China Aviation Industry Newsletter 17 February

Airbus Restarts A320 Assembly in China

Airbus has restarted operations at its A320neo final assembly line in Tianjin, China. In statement issued on 11 February. The Airbus China division has been authorized by the Chinese government to “Gradually increase production, whilst implementing all required health and safety measures for Airbus employees, which remains the top priority.” Airbus said that it is “constantly evaluating the situation and monitoring any potential knock-on effects to production and deliveries and will try to mitigate via alternative plans where necessary.” The Tianjin factory in southern China makes six A320 aircraft each month.

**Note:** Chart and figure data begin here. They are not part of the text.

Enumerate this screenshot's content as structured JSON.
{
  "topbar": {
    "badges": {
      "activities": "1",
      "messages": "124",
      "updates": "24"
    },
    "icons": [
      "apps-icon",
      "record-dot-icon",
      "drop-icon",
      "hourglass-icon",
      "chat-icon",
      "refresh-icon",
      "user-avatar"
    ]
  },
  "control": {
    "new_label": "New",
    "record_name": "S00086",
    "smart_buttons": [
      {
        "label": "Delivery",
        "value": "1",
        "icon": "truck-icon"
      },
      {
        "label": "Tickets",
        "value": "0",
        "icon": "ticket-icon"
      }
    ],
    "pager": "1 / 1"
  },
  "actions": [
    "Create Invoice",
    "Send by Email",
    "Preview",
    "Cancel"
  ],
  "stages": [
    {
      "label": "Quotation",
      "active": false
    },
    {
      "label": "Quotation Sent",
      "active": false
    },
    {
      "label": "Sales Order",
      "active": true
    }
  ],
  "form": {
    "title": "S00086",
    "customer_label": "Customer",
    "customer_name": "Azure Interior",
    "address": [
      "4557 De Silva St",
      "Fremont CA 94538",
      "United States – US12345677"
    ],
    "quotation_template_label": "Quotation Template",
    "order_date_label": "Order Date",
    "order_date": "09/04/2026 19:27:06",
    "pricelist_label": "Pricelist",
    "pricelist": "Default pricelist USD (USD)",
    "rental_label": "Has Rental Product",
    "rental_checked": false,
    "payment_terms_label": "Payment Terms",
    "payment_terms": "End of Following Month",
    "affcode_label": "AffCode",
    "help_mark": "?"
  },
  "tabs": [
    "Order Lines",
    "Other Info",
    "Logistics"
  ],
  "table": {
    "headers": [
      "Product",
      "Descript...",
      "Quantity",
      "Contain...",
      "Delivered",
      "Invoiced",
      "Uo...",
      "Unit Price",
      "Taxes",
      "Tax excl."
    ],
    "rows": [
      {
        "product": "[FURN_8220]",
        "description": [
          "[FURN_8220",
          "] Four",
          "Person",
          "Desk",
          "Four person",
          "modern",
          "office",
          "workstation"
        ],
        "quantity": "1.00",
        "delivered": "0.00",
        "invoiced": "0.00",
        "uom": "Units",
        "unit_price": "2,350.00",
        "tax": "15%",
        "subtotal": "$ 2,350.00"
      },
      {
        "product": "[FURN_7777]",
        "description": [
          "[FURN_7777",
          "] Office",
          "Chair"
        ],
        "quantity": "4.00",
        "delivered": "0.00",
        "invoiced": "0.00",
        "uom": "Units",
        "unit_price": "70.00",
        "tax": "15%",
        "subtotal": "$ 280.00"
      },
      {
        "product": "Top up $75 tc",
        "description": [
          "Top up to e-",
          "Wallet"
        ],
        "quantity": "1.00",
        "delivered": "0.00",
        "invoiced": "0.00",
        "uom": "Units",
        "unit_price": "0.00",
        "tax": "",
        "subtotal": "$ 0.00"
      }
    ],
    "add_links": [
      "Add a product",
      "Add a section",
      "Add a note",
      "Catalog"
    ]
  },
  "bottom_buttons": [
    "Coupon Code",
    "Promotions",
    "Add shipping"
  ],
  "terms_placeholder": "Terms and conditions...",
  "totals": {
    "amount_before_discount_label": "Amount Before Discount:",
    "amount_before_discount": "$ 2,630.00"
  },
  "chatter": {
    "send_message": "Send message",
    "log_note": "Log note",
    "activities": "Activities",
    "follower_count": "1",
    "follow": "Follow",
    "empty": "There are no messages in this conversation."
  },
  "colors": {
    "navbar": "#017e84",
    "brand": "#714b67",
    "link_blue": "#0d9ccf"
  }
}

Boeing: “A Lot Of Pent-Up Demand” In China Widebody Market

Boeing is hopeful to get back into business with Chinese airlines as soon as the trade tension has abated. Also, the impact of the Corvid-19 virus outbreak is “a temporary shock,” to aviation, Boeing’s Senior Vice President Commercial Sales and Marketing, Ihssane Mounir told Aviation Week (12 February). “There is a lot of pent-up demand in the widebody market,” said Ihssane at the Singapore Airshow.

CDB Aviation strengthens Asia Pacific leadership

CDB Leasing, announced the promotion of Sign Kadouh to Head of Asia Pacific. Kadouh is being promoted to the new role from his previous position of Head of Commercial, Asia Pacific. In addition to continuing to lead the Asia Pacific commercial team and driving commercial and strategic activity within the region, including Greater China, South Asia, Southeast Asia, North Asia, Australasia, and the Pacific Islands, Kadouh also will be the operational leader for Asia Pacific, managing the day-to-day activities of the company’s Hong Kong office.

China’s Aviation Regulator Says Supports Airline Mergers

China’s aviation regulator will support restructuring or mergers to help airlines cope with the coronavirus outbreak, noting that the epidemic has hurt the profitability of many carriers. The Civil Aviation Administration of China will continue to lobby authorities to subsidize airlines hurt by travel curbs due to the coronavirus said an CAAC spokesman, adding that more fees would be waived for carriers. The regulator will also support restructuring and mergers among airlines based on their needs, and support them to optimize capacity.

Oliver Wyman sees China Aircraft fleet double by 2030

The next decade will be more challenging for the aviation industry than the 10 years previous years, despite prospects for rising passenger demand, according to Oliver Wyman’s annual Global Fleet & MRO Forecast. China’s fleet is expected to double in size by 2030.